Houseboat

Das Telefon zeigt eine Nachricht von Francis an: „Sorry, aber ich komme heute nicht.“ „Das ist die bessere Entscheidung. Sieben Stunden Fahrt sind zu viel. Wir sehen uns. Alles Gute“, antworte ich. Während ich vor einigen Jahren mit Francis an einem Projekt für einen russischen Kunden arbeitete, schwärmte er von „God‘s own country“, von Kerala, von seiner Heimat. Eines Tages verließ er das Projekt und zog zurück, um seinen Eltern zu helfen. Inzwischen ist er verheiratet und wohnt in Thiruvananthapuram, dreieinhalb Stunden südlich von Kottayam.

Es ist 9:00 Uhr. Die Luft hat sich bereits mit Wasser vom Meer und von den Backwaters vollgesogen.
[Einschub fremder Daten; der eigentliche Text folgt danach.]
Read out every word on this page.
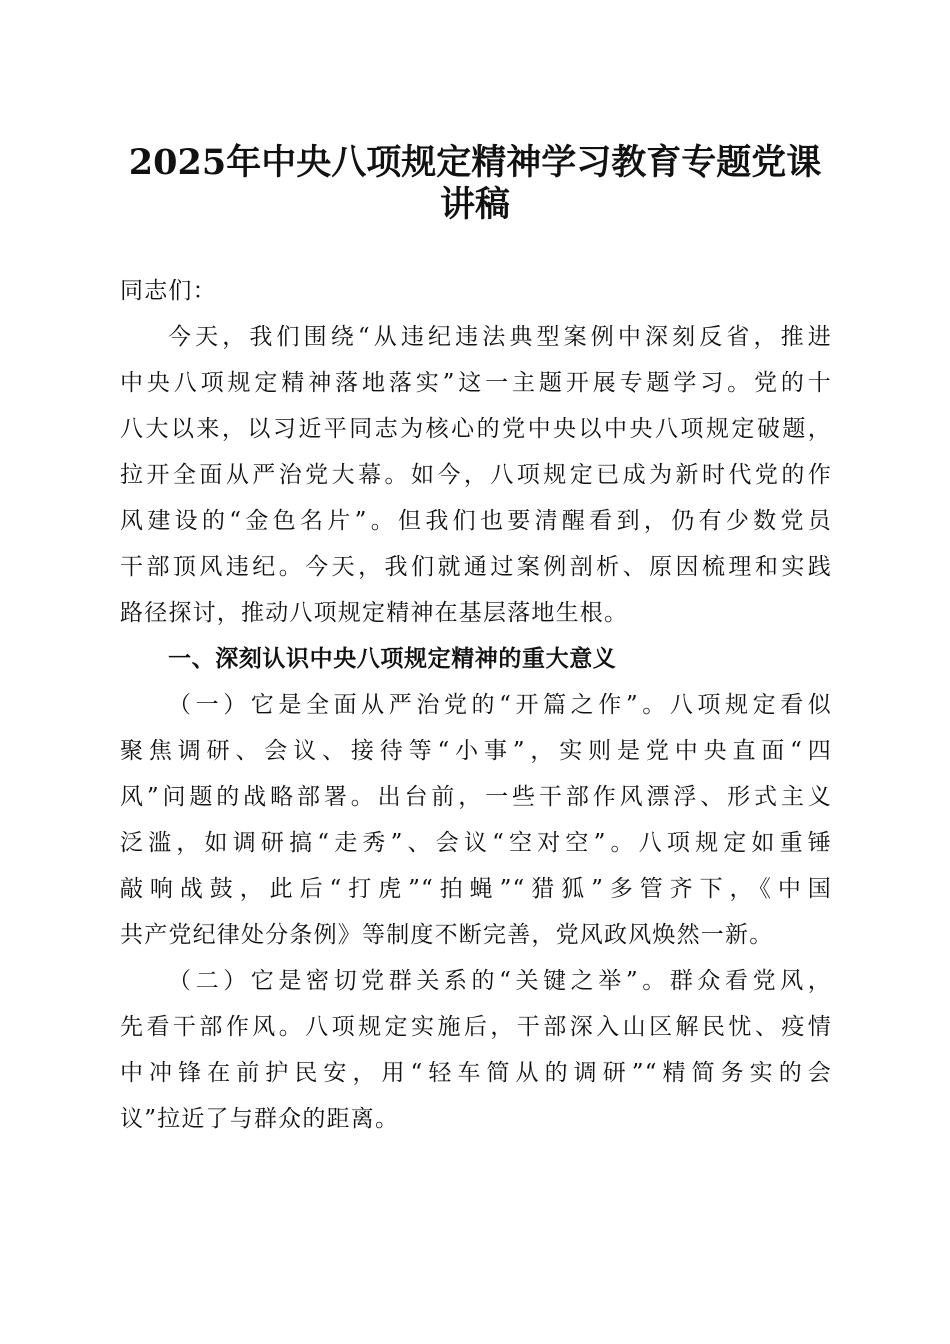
2025年中央八项规定精神学习教育专题党课
讲稿
同志们：
今天，我们围绕“从违纪违法典型案例中深刻反省，推进
中央八项规定精神落地落实”这一主题开展专题学习。党的十
八大以来，以习近平同志为核心的党中央以中央八项规定破题，
拉开全面从严治党大幕。如今，八项规定已成为新时代党的作
风建设的“金色名片”。但我们也要清醒看到，仍有少数党员
干部顶风违纪。今天，我们就通过案例剖析、原因梳理和实践
路径探讨，推动八项规定精神在基层落地生根。
一、深刻认识中央八项规定精神的重大意义
（一）它是全面从严治党的“开篇之作”。八项规定看似
聚焦调研、会议、接待等“小事”，实则是党中央直面“四
风”问题的战略部署。出台前，一些干部作风漂浮、形式主义
泛滥，如调研搞“走秀”、会议“空对空”。八项规定如重锤
敲响战鼓，此后“打虎”“拍蝇”“猎狐”多管齐下，《中国
共产党纪律处分条例》等制度不断完善，党风政风焕然一新。
（二）它是密切党群关系的“关键之举”。群众看党风，
先看干部作风。八项规定实施后，干部深入山区解民忧、疫情
中冲锋在前护民安，用“轻车简从的调研”“精简务实的会
议”拉近了与群众的距离。
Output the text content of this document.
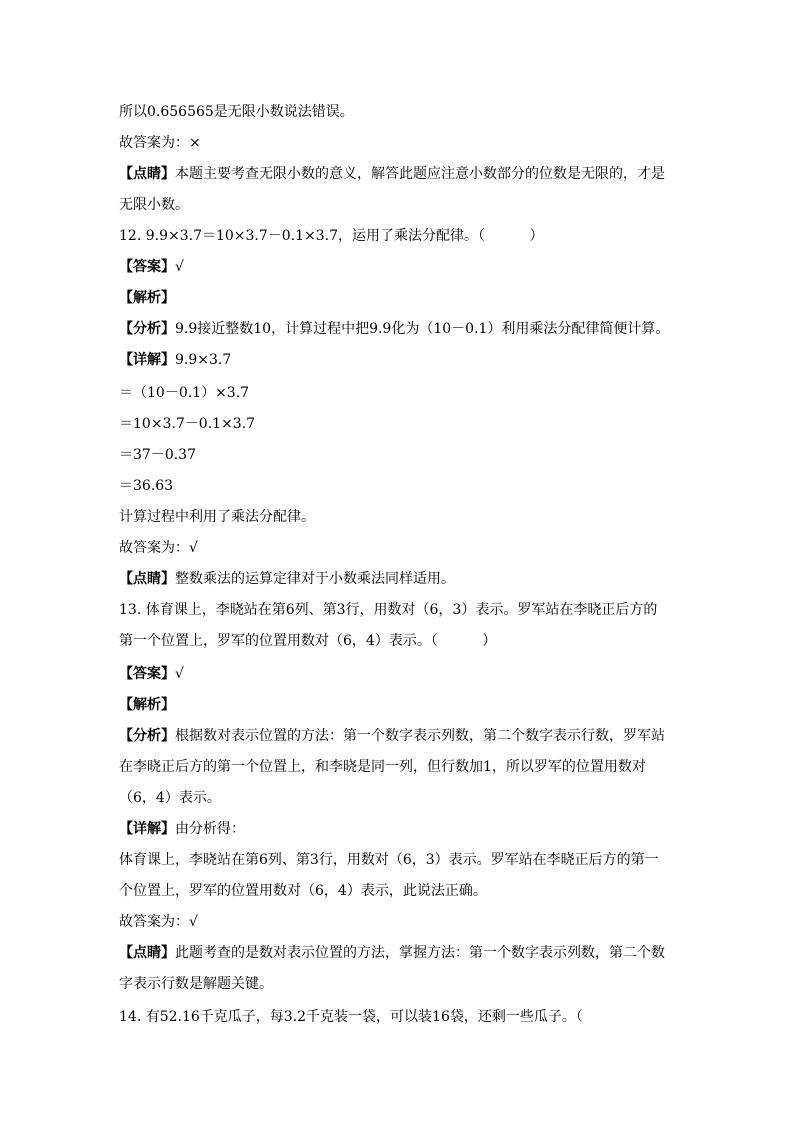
所以0.656565是无限小数说法错误。
故答案为：×
【点睛】本题主要考查无限小数的意义，解答此题应注意小数部分的位数是无限的，才是
无限小数。
12. 9.9×3.7＝10×3.7－0.1×3.7，运用了乘法分配律。（          ）
【答案】√
【解析】
【分析】9.9接近整数10，计算过程中把9.9化为（10－0.1）利用乘法分配律简便计算。
【详解】9.9×3.7
＝（10－0.1）×3.7
＝10×3.7－0.1×3.7
＝37－0.37
＝36.63
计算过程中利用了乘法分配律。
故答案为：√
【点睛】整数乘法的运算定律对于小数乘法同样适用。
13. 体育课上，李晓站在第6列、第3行，用数对（6，3）表示。罗军站在李晓正后方的
第一个位置上，罗军的位置用数对（6，4）表示。（          ）
【答案】√
【解析】
【分析】根据数对表示位置的方法：第一个数字表示列数，第二个数字表示行数，罗军站
在李晓正后方的第一个位置上，和李晓是同一列，但行数加1，所以罗军的位置用数对
（6，4）表示。
【详解】由分析得：
体育课上，李晓站在第6列、第3行，用数对（6，3）表示。罗军站在李晓正后方的第一
个位置上，罗军的位置用数对（6，4）表示，此说法正确。
故答案为：√
【点睛】此题考查的是数对表示位置的方法，掌握方法：第一个数字表示列数，第二个数
字表示行数是解题关键。
14. 有52.16千克瓜子，每3.2千克装一袋，可以装16袋，还剩一些瓜子。（
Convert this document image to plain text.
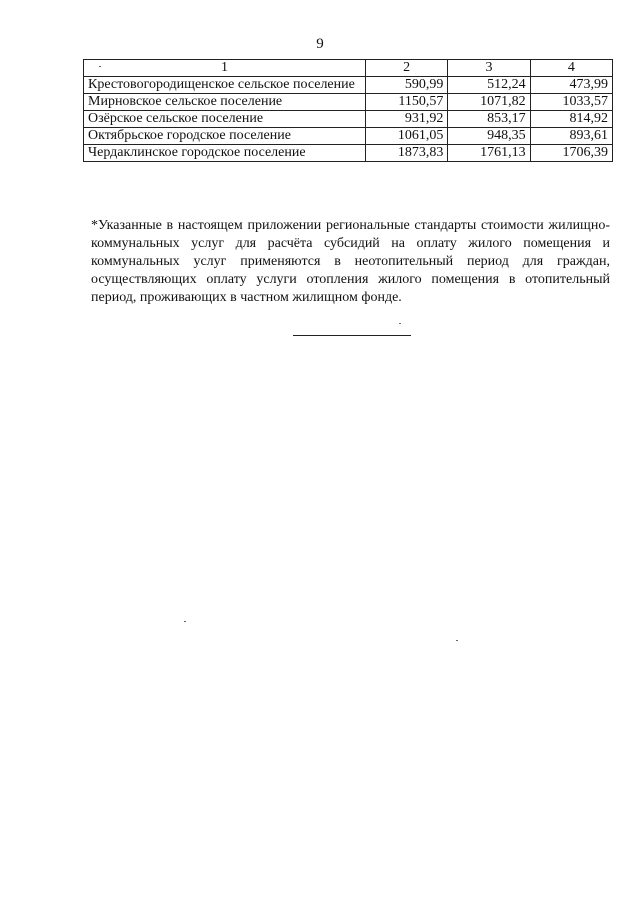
9
1	2	3	4
Крестовогородищенское сельское поселение	590,99	512,24	473,99
Мирновское сельское поселение	1150,57	1071,82	1033,57
Озёрское сельское поселение	931,92	853,17	814,92
Октябрьское городское поселение	1061,05	948,35	893,61
Чердаклинское городское поселение	1873,83	1761,13	1706,39

*Указанные в настоящем приложении региональные стандарты стоимости жилищно-коммунальных услуг для расчёта субсидий на оплату жилого помещения и коммунальных услуг применяются в неотопительный период для граждан, осуществляющих оплату услуги отопления жилого помещения в отопительный период, проживающих в частном жилищном фонде.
Auf dem Weg zum Frühstücksraum steht mir der Schweiß auf der Stirn.

Das Hotel ist mit einer Ausnahme mit Gästen einer Hochzeitsfeier belegt, die gestern Abend in einem eindrucksvollen Feuerwerk kulminierte. Im Frühstücksraum kennt man sich – mit einer Ausnahme – und führt über mehrere Tische hinweg angeregte Konversationen. Ich verstehe mein eigenes Wort nicht mehr. Wofür auch?

Zum Frühstück ist das Buffet so reichhaltig, wie bei uns am Abend. Was ich für Rührei halte, entpuppt sich als frittierte Bananen. Obst gibt es zum Glück reichlich und Omeletts werden frisch zubereitet. Die Getränkeauswahl ist interessant.
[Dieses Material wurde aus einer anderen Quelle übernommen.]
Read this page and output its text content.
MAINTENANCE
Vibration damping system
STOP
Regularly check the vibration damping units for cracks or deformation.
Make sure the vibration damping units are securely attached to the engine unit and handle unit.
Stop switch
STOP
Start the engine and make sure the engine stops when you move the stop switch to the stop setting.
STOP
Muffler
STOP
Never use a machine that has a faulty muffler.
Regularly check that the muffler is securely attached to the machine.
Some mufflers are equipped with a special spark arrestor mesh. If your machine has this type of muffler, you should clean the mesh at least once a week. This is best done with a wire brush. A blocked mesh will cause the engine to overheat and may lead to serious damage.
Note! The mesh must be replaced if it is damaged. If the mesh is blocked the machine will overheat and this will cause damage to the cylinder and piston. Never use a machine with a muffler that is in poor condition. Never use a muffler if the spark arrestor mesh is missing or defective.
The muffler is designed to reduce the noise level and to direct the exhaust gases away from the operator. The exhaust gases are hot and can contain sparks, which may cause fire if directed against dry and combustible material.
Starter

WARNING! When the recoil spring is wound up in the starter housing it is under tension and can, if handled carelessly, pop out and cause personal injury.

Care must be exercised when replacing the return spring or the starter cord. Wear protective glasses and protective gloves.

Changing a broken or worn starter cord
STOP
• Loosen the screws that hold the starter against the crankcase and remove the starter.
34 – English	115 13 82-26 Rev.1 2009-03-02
Das Interview mit Konfliktforscher Hein Goemans zur Frage, wann Kriege aufhören, lese ich auf meiner Veranda bei einer Tasse Tee in aller Ruhe zu Ende. Dabei überkommt mich das Gefühl, als lebe ich auf einem anderen Planeten. Angesichts zunehmender Unwetter, steigender Wasserpegel und Preise und dem Verlust von Arbeitsplätzen stellen sich hier Millionen Menschen tagtäglich die Überlebensfrage und betäuben sich mit Alkohol, während sich andernorts Menschen aus ideologischen Gründen gegenseitig umbringen. Soll der Mensch wirklich die Krönung der Schöpfung sein?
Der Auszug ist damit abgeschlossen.